Container/Tube: Red-top tube or gel-barrier tube

  • If a red-top tube is used, transfer the separated serum to a plastic transport tube.

Sample Volume: 0.8 mL

Minimum Volume: 0.3 mL (Repeat testing is not possible with this specimen volume.)

Storage: Refrigerate specimens after collection.

Stability (collection to time of analysis/testing):

  • Ambient: 14 days
  • Refrigerated: 14 days
  • Frozen: 14 days
  • Freeze/Thaw cycles: Stable (x3)
Rejection Criteria:

  • Citrate plasma specimen
  • Improper labeling


The most important application of AFP testing in cancer management is for testicular cancer. Although not present in pure seminoma,1 elevated serum AFP is closely associated with nonseminomatous testicular cancer.2 – 4 The measurement of AFP in serum, in conjunction with serum hCG, is an established regimen for monitoring patients with nonseminomatous testicular cancer.5 – 8 In addition, monitoring the rate of AFP clearance from serum after treatment is an indicator of the effectiveness of therapy.9,10 Conversely, the growth rate of progressive cancer can be monitored by serially measuring serum AFP concentration over time.11 Serial serum AFP testing is a useful adjunctive test for managing nonseminomatous testicular cancer.
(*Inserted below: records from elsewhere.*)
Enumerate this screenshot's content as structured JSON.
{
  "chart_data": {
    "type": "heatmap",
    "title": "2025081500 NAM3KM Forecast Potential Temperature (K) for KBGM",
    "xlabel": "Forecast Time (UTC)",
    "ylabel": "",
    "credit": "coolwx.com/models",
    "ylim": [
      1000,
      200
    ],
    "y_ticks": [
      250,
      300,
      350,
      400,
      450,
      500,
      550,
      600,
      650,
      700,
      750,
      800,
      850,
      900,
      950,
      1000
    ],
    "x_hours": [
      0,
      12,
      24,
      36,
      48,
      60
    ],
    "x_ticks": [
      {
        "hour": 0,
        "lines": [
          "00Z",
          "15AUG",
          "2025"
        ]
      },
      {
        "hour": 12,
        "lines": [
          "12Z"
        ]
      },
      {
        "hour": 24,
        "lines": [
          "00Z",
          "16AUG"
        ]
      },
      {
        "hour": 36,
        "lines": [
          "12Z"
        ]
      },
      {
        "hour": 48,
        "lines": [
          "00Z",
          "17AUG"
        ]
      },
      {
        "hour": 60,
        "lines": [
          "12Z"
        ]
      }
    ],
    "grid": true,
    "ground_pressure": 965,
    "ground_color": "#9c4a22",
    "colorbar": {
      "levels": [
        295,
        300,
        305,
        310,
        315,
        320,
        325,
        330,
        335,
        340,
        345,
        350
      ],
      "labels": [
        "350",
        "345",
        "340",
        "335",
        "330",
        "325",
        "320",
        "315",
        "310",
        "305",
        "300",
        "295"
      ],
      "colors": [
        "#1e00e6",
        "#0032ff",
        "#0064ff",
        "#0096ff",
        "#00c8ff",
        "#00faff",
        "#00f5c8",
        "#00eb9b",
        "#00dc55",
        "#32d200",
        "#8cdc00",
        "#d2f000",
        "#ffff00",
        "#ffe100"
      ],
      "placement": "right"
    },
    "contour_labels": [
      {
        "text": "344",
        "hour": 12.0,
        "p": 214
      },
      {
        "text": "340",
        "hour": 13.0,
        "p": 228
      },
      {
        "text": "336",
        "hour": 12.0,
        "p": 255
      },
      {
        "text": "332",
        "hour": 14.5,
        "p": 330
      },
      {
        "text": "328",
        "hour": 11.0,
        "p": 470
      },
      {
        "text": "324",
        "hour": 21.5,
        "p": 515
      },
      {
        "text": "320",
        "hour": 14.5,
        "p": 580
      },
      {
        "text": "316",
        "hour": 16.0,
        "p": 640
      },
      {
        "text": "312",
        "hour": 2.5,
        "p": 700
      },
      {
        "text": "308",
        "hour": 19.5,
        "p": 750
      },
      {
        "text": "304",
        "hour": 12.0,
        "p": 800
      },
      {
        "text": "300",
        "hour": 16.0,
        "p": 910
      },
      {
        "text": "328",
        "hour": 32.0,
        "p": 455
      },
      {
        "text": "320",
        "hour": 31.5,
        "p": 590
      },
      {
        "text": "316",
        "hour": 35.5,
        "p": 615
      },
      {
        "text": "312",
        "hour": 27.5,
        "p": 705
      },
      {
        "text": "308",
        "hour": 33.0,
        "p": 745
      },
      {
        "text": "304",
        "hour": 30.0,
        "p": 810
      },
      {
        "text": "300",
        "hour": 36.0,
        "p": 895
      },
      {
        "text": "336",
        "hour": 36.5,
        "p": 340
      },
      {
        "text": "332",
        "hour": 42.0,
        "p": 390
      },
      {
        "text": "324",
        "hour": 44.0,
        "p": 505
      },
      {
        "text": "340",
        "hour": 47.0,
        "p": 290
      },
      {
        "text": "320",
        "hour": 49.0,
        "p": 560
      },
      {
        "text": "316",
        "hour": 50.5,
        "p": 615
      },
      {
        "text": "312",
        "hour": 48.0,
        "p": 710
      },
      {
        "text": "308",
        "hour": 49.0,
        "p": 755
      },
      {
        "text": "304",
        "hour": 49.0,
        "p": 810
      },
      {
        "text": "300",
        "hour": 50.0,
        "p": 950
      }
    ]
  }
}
The measured AFP value of a patient’s sample can vary depending on the test procedure used. The laboratory finding must, therefore, always contain a statement on the AFP assay method used. AFP values determined on patient samples by different test procedures cannot be directly compared with one another and could be the cause of erroneous medical interpretations. In patients receiving therapy with high biotin doses (i.e., > 5 mg/day), no sample should be taken until at least eight hours after the last biotin administration.12 As with all tests containing monoclonal mouse antibodies, erroneous findings may be obtained from samples taken from patients who have been treated with monoclonal mouse antibodies or who have received them for diagnostic purposes.12 In rare cases, interference due to extremely high titers of antibodies to streptavidin and ruthenium can occur.12 The test contains additives, which minimize these effects. For diagnostic purposes, the results should always be assessed in conjunction with the patient’s medical history, clinical examination, and other findings.


Electrochemiluminescence immunoassay (ECLIA)

Reference Values:

Normal Tumor Marker Values: 0.0-8.3 ng/mL

Normal values apply only to males and females who are not pregnant. These results are not interpretable for pregnant females.